Non vi era più traccia alcuna del giovane agricoltore un po’ naif degli anni sessanta. Niente più rock’n roll, abbandonato negli angusti e fumosi locali di Minneapolis, solo le ultime composizioni del vecchio menestrello che assurse al rango di re. E bisogna dire che Woody Guthrie sarebbe fiero di vedere con quanta eleganza il suo erede porta la corona di profeta del folk. Ed era un Bob Dylan molto compreso nel suo ruolo quello che si è manifestato sul palco. Poi il blues quartet è sbucato alle sue spalle.

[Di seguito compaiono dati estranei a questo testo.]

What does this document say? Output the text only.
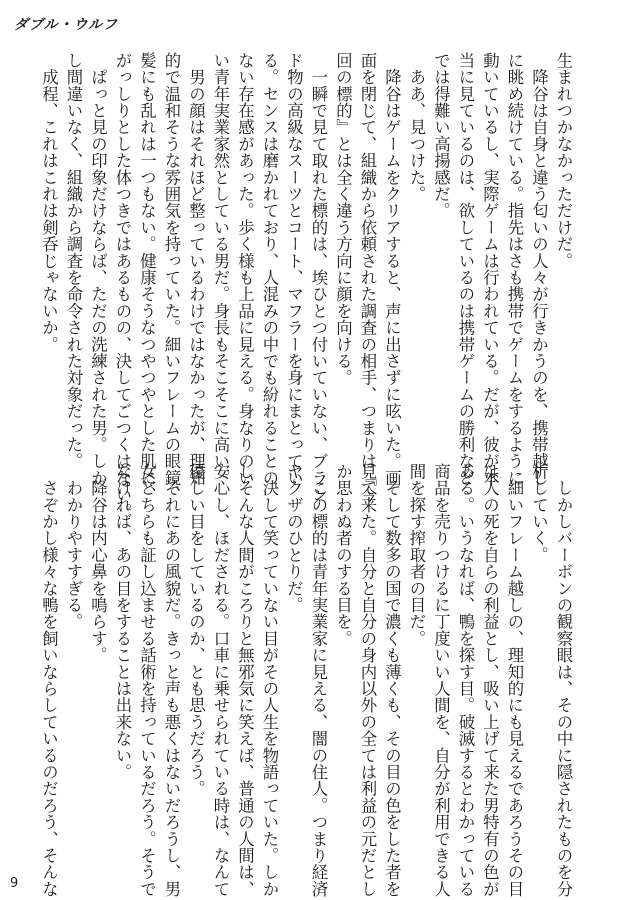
ダブル・ウルフ

生まれつかなかっただけだ。

　降谷は自身と違う匂いの人々が行きかうのを、携帯越し

に眺め続けている。指先はさも携帯でゲームをするように

動いているし、実際ゲームは行われている。だが、彼が本

当に見ているのは、欲しているのは携帯ゲームの勝利など

では得難い高揚感だ。

　ああ、見つけた。

　降谷はゲームをクリアすると、声に出さずに呟いた。画

面を閉じて、組織から依頼された調査の相手、つまりは『今

回の標的』とは全く違う方向に顔を向ける。

　一瞬で見て取れた標的は、埃ひとつ付いていない、ブラン

ド物の高級なスーツとコート、マフラーを身にまとってい

る。センスは磨かれており、人混みの中でも紛れることの

ない存在感があった。歩く様も上品に見える。身なりのい

い青年実業家然としている男だ。身長もそこそこに高い。

　男の顔はそれほど整っているわけではなかったが、理知

的で温和そうな雰囲気を持っていた。細いフレームの眼鏡、

髪にも乱れは一つもない。健康そうなつやつやとした肌に、

がっしりとした体つきではあるものの、決してごつくはない。

　ぱっと見の印象だけならば、ただの洗練された男。しか

し間違いなく、組織から調査を命令された対象だった。

　成程、これはこれは剣呑じゃないか。

　しかしバーボンの観察眼は、その中に隠されたものを分

析していく。

　細いフレーム越しの、理知的にも見えるであろうその目

は人の死を自らの利益とし、吸い上げて来た男特有の色が

ある。いうなれば、鴨を探す目。破滅するとわかっている

商品を売りつけるに丁度いい人間を、自分が利用できる人

間を探す搾取者の目だ。

　そして数多の国で濃くも薄くも、その目の色をした者を

見て来た。自分と自分の身内以外の全ては利益の元だとし

か思わぬ者のする目を。

　この標的は青年実業家に見える、闇の住人。つまり経済

ヤクザのひとりだ。

　決して笑っていない目がその人生を物語っていた。しか

しそんな人間がころりと無邪気に笑えば、普通の人間は、

安心し、ほだされる。口車に乗せられている時は、なんて

優しい目をしているのか、とも思うだろう。

　それにあの風貌だ。きっと声も悪くはないだろうし、男

女どちらも証し込ませる話術を持っているだろう。そうで

なければ、あの目をすることは出来ない。

　降谷は内心鼻を鳴らす。

　わかりやすすぎる。

　さぞかし様々な鴨を飼いならしているのだろう、そんな

9
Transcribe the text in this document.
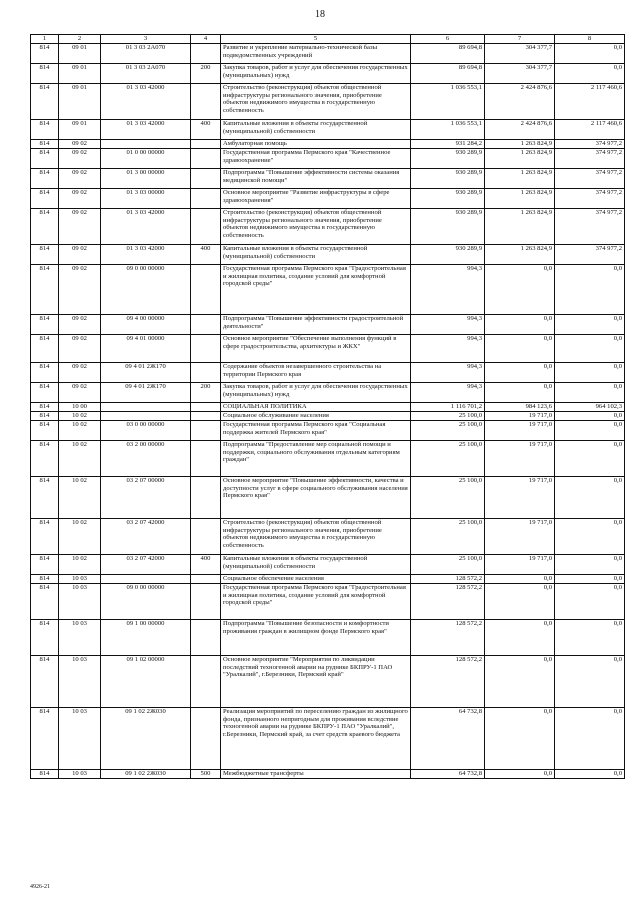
18
1	2	3	4	5	6	7	8
814	09 01	01 3 03 2А070		Развитие и укрепление материально-технической базы подведомственных учреждений	89 694,8	304 377,7	0,0
814	09 01	01 3 03 2А070	200	Закупка товаров, работ и услуг для обеспечения государственных (муниципальных) нужд	89 694,8	304 377,7	0,0
814	09 01	01 3 03 42000		Строительство (реконструкция) объектов общественной инфраструктуры регионального значения, приобретение объектов недвижимого имущества в государственную собственность	1 036 553,1	2 424 876,6	2 117 460,6
814	09 01	01 3 03 42000	400	Капитальные вложения в объекты государственной (муниципальной) собственности	1 036 553,1	2 424 876,6	2 117 460,6
814	09 02			Амбулаторная помощь	931 284,2	1 263 824,9	374 977,2
814	09 02	01 0 00 00000		Государственная программа Пермского края "Качественное здравоохранение"	930 289,9	1 263 824,9	374 977,2
814	09 02	01 3 00 00000		Подпрограмма "Повышение эффективности системы оказания медицинской помощи"	930 289,9	1 263 824,9	374 977,2
814	09 02	01 3 03 00000		Основное мероприятие "Развитие инфраструктуры в сфере здравоохранения"	930 289,9	1 263 824,9	374 977,2
814	09 02	01 3 03 42000		Строительство (реконструкция) объектов общественной инфраструктуры регионального значения, приобретение объектов недвижимого имущества в государственную собственность	930 289,9	1 263 824,9	374 977,2
814	09 02	01 3 03 42000	400	Капитальные вложения в объекты государственной (муниципальной) собственности	930 289,9	1 263 824,9	374 977,2
814	09 02	09 0 00 00000		Государственная программа Пермского края "Градостроительная и жилищная политика, создание условий для комфортной городской среды"	994,3	0,0	0,0
814	09 02	09 4 00 00000		Подпрограмма "Повышение эффективности градостроительной деятельности"	994,3	0,0	0,0
814	09 02	09 4 01 00000		Основное мероприятие "Обеспечение выполнения функций в сфере градостроительства, архитектуры и ЖКХ"	994,3	0,0	0,0
814	09 02	09 4 01 2Ж170		Содержание объектов незавершенного строительства на территории Пермского края	994,3	0,0	0,0
814	09 02	09 4 01 2Ж170	200	Закупка товаров, работ и услуг для обеспечения государственных (муниципальных) нужд	994,3	0,0	0,0
814	10 00			СОЦИАЛЬНАЯ ПОЛИТИКА	1 116 701,2	984 123,6	964 102,3
814	10 02			Социальное обслуживание населения	25 100,0	19 717,0	0,0
814	10 02	03 0 00 00000		Государственная программа Пермского края "Социальная поддержка жителей Пермского края"	25 100,0	19 717,0	0,0
814	10 02	03 2 00 00000		Подпрограмма "Предоставление мер социальной помощи и поддержки, социального обслуживания отдельным категориям граждан"	25 100,0	19 717,0	0,0
814	10 02	03 2 07 00000		Основное мероприятие "Повышение эффективности, качества и доступности услуг в сфере социального обслуживания населения Пермского края"	25 100,0	19 717,0	0,0
814	10 02	03 2 07 42000		Строительство (реконструкция) объектов общественной инфраструктуры регионального значения, приобретение объектов недвижимого имущества в государственную собственность	25 100,0	19 717,0	0,0
814	10 02	03 2 07 42000	400	Капитальные вложения в объекты государственной (муниципальной) собственности	25 100,0	19 717,0	0,0
814	10 03			Социальное обеспечение населения	128 572,2	0,0	0,0
814	10 03	09 0 00 00000		Государственная программа Пермского края "Градостроительная и жилищная политика, создание условий для комфортной городской среды"	128 572,2	0,0	0,0
814	10 03	09 1 00 00000		Подпрограмма "Повышение безопасности и комфортности проживания граждан в жилищном фонде Пермского края"	128 572,2	0,0	0,0
814	10 03	09 1 02 00000		Основное мероприятие "Мероприятия по ликвидации последствий техногенной аварии на руднике БКПРУ-1 ПАО "Уралкалий", г.Березники, Пермский край"	128 572,2	0,0	0,0
814	10 03	09 1 02 2Ж030		Реализация мероприятий по переселению граждан из жилищного фонда, признанного непригодным для проживания вследствие техногенной аварии на руднике БКПРУ-1 ПАО "Уралкалий", г.Березники, Пермский край, за счет средств краевого бюджета	64 732,8	0,0	0,0
814	10 03	09 1 02 2Ж030	500	Межбюджетные трансферты	64 732,8	0,0	0,0
4926-21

Lui ha evitato il centro del palco, troppo timido per non sottrarsi all’urto emotivo della folla. Si è invece barricato dietro una tastiera laterale, fuori dal centro d’attenzione; gambe larghe e piede che andava a tempo, le mani in piena vena creativa. E la sua voce ha squarciato l’impalpabile cortina d’attesa. Quella voce che, a volte spigolosa, altre volte profonda e struggente, si è sempre sollevata nei momenti di crisi sociale profonda, mai accecata dai riflettori ma sempre in prima linea. E il 17 Aprile il Palalottomatica si è trasformato in un’enorme macchina del tempo. C’era un’intera generazione che voleva essere ancora capita, interpretata, e guidata, con l’acume pungente di sempre. Un’altra, invece, voleva rievocare quelle stagioni sacre che non aveva mai vissuto, voleva veder succeder qualcosa di sensazionale, qualcosa da poter ricordare, e prender parte ad un evento storico che non aveva vissuto direttamente.

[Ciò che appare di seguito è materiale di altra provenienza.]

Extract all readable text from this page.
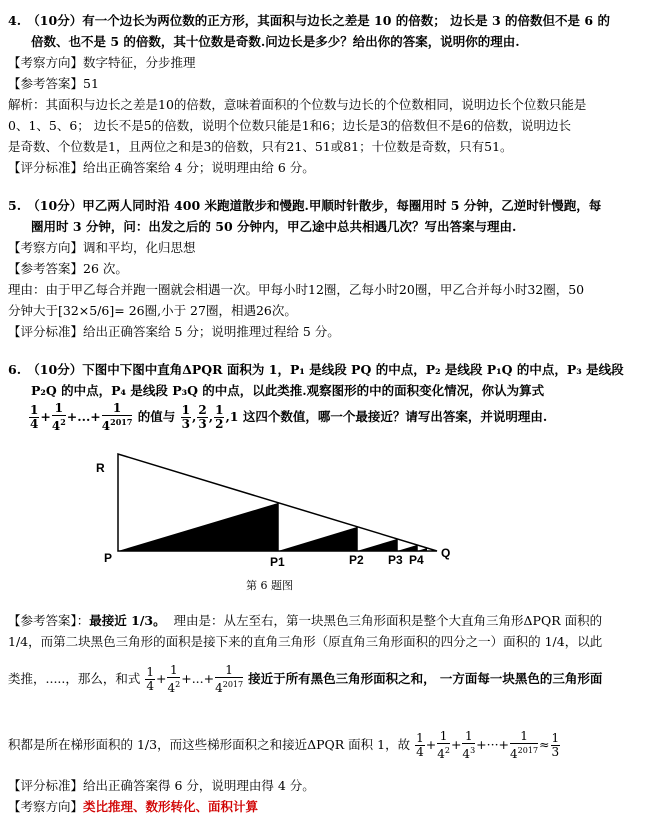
4.　（10分）有一个边长为两位数的正方形，其面积与边长之差是 10 的倍数； 边长是 3 的倍数但不是 6 的
倍数、也不是 5 的倍数，其十位数是奇数.问边长是多少？给出你的答案，说明你的理由.
【考察方向】数字特征，分步推理
【参考答案】51
解析：其面积与边长之差是10的倍数，意味着面积的个位数与边长的个位数相同，说明边长个位数只能是
0、1、5、6； 边长不是5的倍数，说明个位数只能是1和6；边长是3的倍数但不是6的倍数，说明边长
是奇数、个位数是1，且两位之和是3的倍数，只有21、51或81；十位数是奇数，只有51。
【评分标准】给出正确答案给 4 分；说明理由给 6 分。
5.　（10分）甲乙两人同时沿 400 米跑道散步和慢跑.甲顺时针散步，每圈用时 5 分钟，乙逆时针慢跑，每
圈用时 3 分钟，问：出发之后的 50 分钟内，甲乙途中总共相遇几次？写出答案与理由.
【考察方向】调和平均，化归思想
【参考答案】26 次。
理由：由于甲乙每合并跑一圈就会相遇一次。甲每小时12圈，乙每小时20圈，甲乙合并每小时32圈，50
分钟大于[32×5/6]= 26圈,小于 27圈，相遇26次。
【评分标准】给出正确答案给 5 分；说明推理过程给 5 分。
6.　（10分）下图中下图中直角ΔPQR 面积为 1，P₁ 是线段 PQ 的中点，P₂ 是线段 P₁Q 的中点，P₃ 是线段
P₂Q 的中点，P₄ 是线段 P₃Q 的中点，以此类推.观察图形的中的面积变化情况，你认为算式
$\frac{1}{4} + \frac{1}{4^2}$ +...+ $\frac{1}{4^{2017}}$ 的值与 $\frac{1}{3}$ , $\frac{2}{3}$ , $\frac{1}{2} ,1$ 这四个数值，哪一个最接近？请写出答案，并说明理由.
R
P	Q
P1	P2 P3 P4
第 6 题图
【参考答案】：最接近 1/3。 理由是：从左至右，第一块黑色三角形面积是整个大直角三角形ΔPQR 面积的
1/4，而第二块黑色三角形的面积是接下来的直角三角形（原直角三角形面积的四分之一）面积的 1/4，以此
类推，.....，那么，和式 $\frac{1}{4} + \frac{1}{4^2}$ +...+ $\frac{1}{4^{2017}}$ 接近于所有黑色三角形面积之和， 一方面每一块黑色的三角形面
积都是所在梯形面积的 1/3，而这些梯形面积之和接近ΔPQR 面积 1，故 $\frac{1}{4} + \frac{1}{4^2} + \frac{1}{4^3}$ +···+ $\frac{1}{4^{2017}} \approx \frac{1}{3}$
【评分标准】给出正确答案得 6 分，说明理由得 4 分。
【考察方向】类比推理、数形转化、面积计算
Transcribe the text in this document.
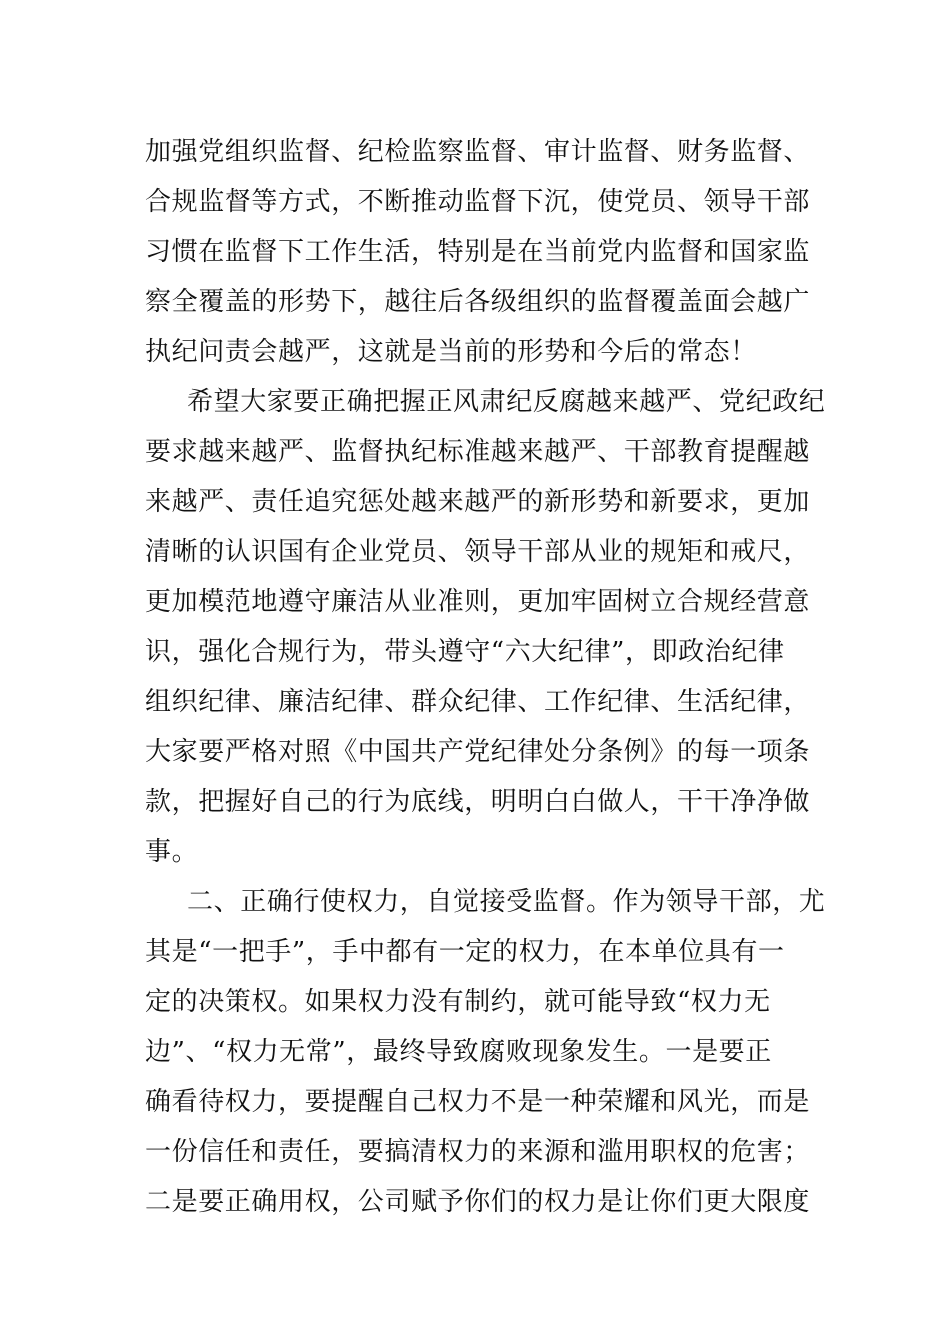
加强党组织监督、纪检监察监督、审计监督、财务监督、
合规监督等方式，不断推动监督下沉，使党员、领导干部
习惯在监督下工作生活，特别是在当前党内监督和国家监
察全覆盖的形势下，越往后各级组织的监督覆盖面会越广
执纪问责会越严，这就是当前的形势和今后的常态！
希望大家要正确把握正风肃纪反腐越来越严、党纪政纪
要求越来越严、监督执纪标准越来越严、干部教育提醒越
来越严、责任追究惩处越来越严的新形势和新要求，更加
清晰的认识国有企业党员、领导干部从业的规矩和戒尺，
更加模范地遵守廉洁从业准则，更加牢固树立合规经营意
识，强化合规行为，带头遵守“六大纪律”，即政治纪律
组织纪律、廉洁纪律、群众纪律、工作纪律、生活纪律，
大家要严格对照《中国共产党纪律处分条例》的每一项条
款，把握好自己的行为底线，明明白白做人，干干净净做
事。
二、正确行使权力，自觉接受监督。作为领导干部，尤
其是“一把手”，手中都有一定的权力，在本单位具有一
定的决策权。如果权力没有制约，就可能导致“权力无
边”、“权力无常”，最终导致腐败现象发生。一是要正
确看待权力，要提醒自己权力不是一种荣耀和风光，而是
一份信任和责任，要搞清权力的来源和滥用职权的危害；
二是要正确用权，公司赋予你们的权力是让你们更大限度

Da Woodstock a New Orleans, è stato tutto un unico viaggio sulla storica e battutissima Highway 61 (titolo di uno dei suoi leggendari dischi, quello che nel 1965 inaugurò la cosiddetta svolta elettrica), sulle epiche note di Like a Rolling Stone e All Along the Watchtower. Ballad of a Thin Man è mancata un po’ a tutti ma, paradossalmente, abbiamo sentito soprattutto la mancanza del contestatore di sempre, il cinico e razionale Mister Jones, capace con le sue parole taglienti e sanguigne di scatenare le folle di fedelissimi contro il “falso profeta”. O contro il “falso poeta”, a seconda delle circostanze. Ma ora che il re è saldo sul suo trono, forte dell’età e dell’esperienza, non vi è più nessuno ad opporsi alla sua egemonia musicale, non vi è più nessuno che riesca a spronarlo, a fomentare in lui quella rabbia di cui tanto voracemente si nutriva, e che trasformava di volta in volta in nuove creazioni sperimentali, assurde e bellissime.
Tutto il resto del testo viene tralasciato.